I’m not claiming expert knowledge here. I just trying to grapple with some alternatives to the narrative of a biological invasion.

The Kirghiz are quite simply Aryans. Remains of Proto Indo-Iranians have been found in the Kurgan area. 60% of them had light hair and blue or green eyes. The Pastmist blog, though in French, has excellent photos of what are possibly the original Aryan or Indo-European types of Asia.

The Kazakhs and even the Altai were described in a similar way as the Kirghiz above – they were said to be quite White until 2700 YBP or so when Turkic invaders moved through, bringing many Mongolian genes and a Turkic language. It’s not known what the Kazakhs and Kirghiz were speaking before they spoke Turkic.

It’s highly probable that many to most of the people portrayed on the Pastmist site are the remains of Indo-Europeans or Aryans. One mystery is the Burusho or Burushaski, who look White but speak a non-Indo-European language not related to any other tongue. So how did the Burusho get so White if they are not Aryans?

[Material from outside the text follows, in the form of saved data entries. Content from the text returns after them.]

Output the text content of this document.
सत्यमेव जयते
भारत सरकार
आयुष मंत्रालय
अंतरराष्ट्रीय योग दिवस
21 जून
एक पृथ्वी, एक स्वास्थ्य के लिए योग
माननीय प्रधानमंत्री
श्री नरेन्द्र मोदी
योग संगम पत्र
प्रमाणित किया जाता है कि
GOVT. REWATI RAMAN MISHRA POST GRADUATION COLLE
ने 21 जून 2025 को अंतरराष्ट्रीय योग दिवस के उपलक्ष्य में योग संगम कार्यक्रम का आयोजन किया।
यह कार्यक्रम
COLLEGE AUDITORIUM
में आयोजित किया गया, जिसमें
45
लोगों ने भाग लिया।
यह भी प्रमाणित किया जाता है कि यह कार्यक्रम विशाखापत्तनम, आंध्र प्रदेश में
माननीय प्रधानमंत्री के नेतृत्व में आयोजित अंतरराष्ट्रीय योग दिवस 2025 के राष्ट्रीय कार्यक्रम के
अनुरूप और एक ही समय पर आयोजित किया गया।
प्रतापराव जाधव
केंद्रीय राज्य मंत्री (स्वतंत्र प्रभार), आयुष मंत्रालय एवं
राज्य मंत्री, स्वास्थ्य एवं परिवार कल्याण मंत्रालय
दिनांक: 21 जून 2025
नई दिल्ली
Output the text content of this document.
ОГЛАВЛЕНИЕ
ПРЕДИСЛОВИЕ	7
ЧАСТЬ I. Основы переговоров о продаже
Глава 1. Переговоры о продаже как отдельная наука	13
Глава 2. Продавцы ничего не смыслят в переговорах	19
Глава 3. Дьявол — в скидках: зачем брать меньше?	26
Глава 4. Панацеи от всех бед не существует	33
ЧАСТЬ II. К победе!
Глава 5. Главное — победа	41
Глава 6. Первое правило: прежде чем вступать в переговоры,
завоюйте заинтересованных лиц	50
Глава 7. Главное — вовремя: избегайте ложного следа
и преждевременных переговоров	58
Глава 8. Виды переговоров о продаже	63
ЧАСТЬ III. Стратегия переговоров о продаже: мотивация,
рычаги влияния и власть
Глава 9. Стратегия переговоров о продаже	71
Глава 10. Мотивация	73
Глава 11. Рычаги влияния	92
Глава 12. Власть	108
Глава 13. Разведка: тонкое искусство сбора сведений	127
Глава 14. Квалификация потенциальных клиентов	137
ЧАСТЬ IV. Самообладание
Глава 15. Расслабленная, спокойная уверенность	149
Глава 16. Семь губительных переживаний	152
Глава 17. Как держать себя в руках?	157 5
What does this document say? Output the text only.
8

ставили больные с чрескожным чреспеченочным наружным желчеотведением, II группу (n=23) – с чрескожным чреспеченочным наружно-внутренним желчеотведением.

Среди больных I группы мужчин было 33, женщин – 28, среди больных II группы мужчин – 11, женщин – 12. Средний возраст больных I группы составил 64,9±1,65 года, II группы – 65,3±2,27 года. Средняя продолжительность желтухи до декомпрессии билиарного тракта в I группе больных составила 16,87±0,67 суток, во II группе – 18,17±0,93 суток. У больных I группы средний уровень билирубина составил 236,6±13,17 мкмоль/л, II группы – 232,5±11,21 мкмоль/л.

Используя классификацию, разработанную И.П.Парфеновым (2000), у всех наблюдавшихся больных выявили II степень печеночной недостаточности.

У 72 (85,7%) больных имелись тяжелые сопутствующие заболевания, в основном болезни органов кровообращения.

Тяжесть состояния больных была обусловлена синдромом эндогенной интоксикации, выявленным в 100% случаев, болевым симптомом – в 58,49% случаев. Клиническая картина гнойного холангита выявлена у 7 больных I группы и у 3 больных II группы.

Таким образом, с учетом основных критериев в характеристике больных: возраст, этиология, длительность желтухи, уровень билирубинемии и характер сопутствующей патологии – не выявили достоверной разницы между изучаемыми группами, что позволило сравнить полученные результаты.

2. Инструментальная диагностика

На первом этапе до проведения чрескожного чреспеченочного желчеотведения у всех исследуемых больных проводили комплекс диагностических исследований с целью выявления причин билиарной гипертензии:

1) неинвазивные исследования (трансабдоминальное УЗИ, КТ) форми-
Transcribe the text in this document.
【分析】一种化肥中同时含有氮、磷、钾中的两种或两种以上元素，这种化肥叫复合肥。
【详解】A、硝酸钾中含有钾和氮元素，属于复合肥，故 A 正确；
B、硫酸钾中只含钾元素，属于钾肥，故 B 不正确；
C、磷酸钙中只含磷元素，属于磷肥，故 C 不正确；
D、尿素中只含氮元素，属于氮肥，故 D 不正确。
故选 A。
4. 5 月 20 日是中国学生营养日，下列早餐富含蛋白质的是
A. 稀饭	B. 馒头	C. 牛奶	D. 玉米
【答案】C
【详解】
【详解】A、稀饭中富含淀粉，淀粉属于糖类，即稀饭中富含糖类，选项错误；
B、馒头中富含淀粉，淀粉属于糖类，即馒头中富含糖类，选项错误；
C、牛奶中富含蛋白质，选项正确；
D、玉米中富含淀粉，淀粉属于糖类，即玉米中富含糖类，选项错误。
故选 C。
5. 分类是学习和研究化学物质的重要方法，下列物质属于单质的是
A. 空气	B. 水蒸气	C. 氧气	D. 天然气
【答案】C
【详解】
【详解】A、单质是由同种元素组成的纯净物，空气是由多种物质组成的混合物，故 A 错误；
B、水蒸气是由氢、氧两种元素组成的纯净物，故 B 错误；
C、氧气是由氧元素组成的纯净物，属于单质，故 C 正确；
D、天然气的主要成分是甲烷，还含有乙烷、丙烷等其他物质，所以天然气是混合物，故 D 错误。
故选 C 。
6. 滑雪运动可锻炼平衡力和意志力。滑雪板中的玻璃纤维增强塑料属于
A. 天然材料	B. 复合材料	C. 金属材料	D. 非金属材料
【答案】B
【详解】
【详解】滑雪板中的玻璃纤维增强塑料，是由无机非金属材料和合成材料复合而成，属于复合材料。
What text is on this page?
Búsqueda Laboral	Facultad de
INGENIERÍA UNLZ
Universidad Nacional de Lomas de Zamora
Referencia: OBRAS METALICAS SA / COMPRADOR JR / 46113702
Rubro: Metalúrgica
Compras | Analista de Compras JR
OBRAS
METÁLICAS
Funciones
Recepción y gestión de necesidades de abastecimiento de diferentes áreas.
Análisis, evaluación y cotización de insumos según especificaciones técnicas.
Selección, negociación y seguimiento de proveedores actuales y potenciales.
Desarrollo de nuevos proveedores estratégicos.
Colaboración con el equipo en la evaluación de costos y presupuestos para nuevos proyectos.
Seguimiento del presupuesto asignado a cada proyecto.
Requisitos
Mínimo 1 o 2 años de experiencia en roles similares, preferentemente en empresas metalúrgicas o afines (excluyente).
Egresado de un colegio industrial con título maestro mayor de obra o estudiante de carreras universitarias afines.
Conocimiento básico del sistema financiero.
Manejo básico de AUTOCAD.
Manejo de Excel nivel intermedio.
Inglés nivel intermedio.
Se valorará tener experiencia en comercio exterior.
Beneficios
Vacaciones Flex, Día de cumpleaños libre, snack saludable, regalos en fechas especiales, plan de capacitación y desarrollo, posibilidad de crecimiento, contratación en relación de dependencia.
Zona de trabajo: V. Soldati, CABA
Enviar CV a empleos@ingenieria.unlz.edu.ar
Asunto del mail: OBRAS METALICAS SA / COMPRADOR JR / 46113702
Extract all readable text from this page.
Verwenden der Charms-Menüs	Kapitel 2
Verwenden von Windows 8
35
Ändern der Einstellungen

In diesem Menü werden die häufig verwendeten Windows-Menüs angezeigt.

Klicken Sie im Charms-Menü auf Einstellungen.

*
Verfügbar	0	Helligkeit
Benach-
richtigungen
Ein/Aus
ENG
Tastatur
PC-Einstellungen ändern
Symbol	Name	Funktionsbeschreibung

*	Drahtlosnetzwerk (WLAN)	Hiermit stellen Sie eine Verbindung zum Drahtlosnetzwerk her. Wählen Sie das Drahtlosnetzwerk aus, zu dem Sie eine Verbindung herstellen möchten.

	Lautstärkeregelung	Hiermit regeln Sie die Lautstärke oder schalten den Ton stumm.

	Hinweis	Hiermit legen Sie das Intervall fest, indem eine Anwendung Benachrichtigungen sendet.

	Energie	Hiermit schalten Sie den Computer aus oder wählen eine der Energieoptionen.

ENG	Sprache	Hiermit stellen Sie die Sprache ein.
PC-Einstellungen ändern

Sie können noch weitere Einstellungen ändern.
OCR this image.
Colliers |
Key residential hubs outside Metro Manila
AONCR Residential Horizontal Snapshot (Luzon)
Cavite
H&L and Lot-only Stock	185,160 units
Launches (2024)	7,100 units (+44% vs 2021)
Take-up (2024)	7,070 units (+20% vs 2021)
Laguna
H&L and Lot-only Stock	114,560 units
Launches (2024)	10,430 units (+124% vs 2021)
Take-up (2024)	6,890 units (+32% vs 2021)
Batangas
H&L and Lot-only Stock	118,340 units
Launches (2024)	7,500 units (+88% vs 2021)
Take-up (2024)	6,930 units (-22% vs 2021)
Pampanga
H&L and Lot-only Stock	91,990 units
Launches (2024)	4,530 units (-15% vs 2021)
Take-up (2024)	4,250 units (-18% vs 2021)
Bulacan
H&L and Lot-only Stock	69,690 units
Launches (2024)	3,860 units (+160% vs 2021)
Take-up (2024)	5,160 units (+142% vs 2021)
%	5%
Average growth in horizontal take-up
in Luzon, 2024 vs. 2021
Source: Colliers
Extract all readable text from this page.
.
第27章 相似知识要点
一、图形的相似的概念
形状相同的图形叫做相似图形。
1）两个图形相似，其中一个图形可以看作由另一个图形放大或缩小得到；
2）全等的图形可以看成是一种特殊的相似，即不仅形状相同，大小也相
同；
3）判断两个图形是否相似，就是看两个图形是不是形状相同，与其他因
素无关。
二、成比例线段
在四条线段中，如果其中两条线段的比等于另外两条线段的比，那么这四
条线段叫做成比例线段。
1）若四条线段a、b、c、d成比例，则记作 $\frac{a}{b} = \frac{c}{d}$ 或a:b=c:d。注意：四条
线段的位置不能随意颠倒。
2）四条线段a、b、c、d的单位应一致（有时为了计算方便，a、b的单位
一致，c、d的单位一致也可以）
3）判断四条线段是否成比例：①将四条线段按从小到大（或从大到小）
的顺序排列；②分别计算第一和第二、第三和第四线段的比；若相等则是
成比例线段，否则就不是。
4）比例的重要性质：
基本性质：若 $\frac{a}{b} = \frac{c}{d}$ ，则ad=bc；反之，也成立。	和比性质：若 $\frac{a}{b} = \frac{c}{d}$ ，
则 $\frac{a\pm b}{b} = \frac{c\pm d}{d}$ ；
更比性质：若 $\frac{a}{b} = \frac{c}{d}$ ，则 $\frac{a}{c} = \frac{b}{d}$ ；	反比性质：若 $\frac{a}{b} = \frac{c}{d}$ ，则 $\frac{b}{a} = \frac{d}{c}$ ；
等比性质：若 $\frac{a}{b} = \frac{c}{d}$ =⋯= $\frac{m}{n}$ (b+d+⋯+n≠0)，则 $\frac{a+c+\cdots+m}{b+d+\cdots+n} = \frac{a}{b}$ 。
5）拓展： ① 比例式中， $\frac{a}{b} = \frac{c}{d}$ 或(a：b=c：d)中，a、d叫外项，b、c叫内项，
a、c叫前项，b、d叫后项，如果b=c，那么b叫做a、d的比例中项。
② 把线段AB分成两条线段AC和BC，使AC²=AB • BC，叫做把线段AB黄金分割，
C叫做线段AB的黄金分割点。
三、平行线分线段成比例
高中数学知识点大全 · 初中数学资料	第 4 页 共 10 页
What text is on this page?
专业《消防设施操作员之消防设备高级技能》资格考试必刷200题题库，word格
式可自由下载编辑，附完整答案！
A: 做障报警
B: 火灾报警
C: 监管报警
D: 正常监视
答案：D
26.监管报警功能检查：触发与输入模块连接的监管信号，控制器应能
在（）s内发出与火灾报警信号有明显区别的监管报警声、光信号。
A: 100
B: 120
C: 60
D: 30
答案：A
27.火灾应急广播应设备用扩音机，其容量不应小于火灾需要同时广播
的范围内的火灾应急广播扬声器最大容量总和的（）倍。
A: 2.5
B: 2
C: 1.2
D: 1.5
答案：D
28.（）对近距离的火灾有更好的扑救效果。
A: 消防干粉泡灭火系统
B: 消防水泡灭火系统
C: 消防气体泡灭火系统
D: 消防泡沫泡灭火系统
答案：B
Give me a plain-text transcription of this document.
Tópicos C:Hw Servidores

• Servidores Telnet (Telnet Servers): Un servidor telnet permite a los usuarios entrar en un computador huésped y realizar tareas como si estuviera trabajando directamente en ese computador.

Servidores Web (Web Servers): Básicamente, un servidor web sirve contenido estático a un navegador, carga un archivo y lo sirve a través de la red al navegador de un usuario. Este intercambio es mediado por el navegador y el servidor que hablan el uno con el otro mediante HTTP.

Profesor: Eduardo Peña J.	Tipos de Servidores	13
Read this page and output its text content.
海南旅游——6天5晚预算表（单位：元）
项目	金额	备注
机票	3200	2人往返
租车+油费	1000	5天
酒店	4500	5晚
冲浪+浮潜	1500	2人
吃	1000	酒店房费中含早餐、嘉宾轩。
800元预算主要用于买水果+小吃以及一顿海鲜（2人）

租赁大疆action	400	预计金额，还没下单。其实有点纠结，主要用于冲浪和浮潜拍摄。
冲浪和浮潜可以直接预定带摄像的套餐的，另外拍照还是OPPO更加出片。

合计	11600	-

Nevertheless, I think it quite clear that the reason the northern Indians look so much more European than the Southern Indians is due to Indo-European genes. I can’t see how there can be any other explanation.

Yes, it is thought that the Harappan culture was Dravidian-speaking, but no one knows for sure. The Harappan script was not so much abandoned as it simply went extinct. The Indus Valley Civilization collapsed. That means that people were no longer using the script, and no one quite knows that that script is anyway. It’s never been deciphered and it may be more hieroglyphic than an actual alphabetical script.

The best guess for a relative to Elamite might be Dravidian, but it’s not proven.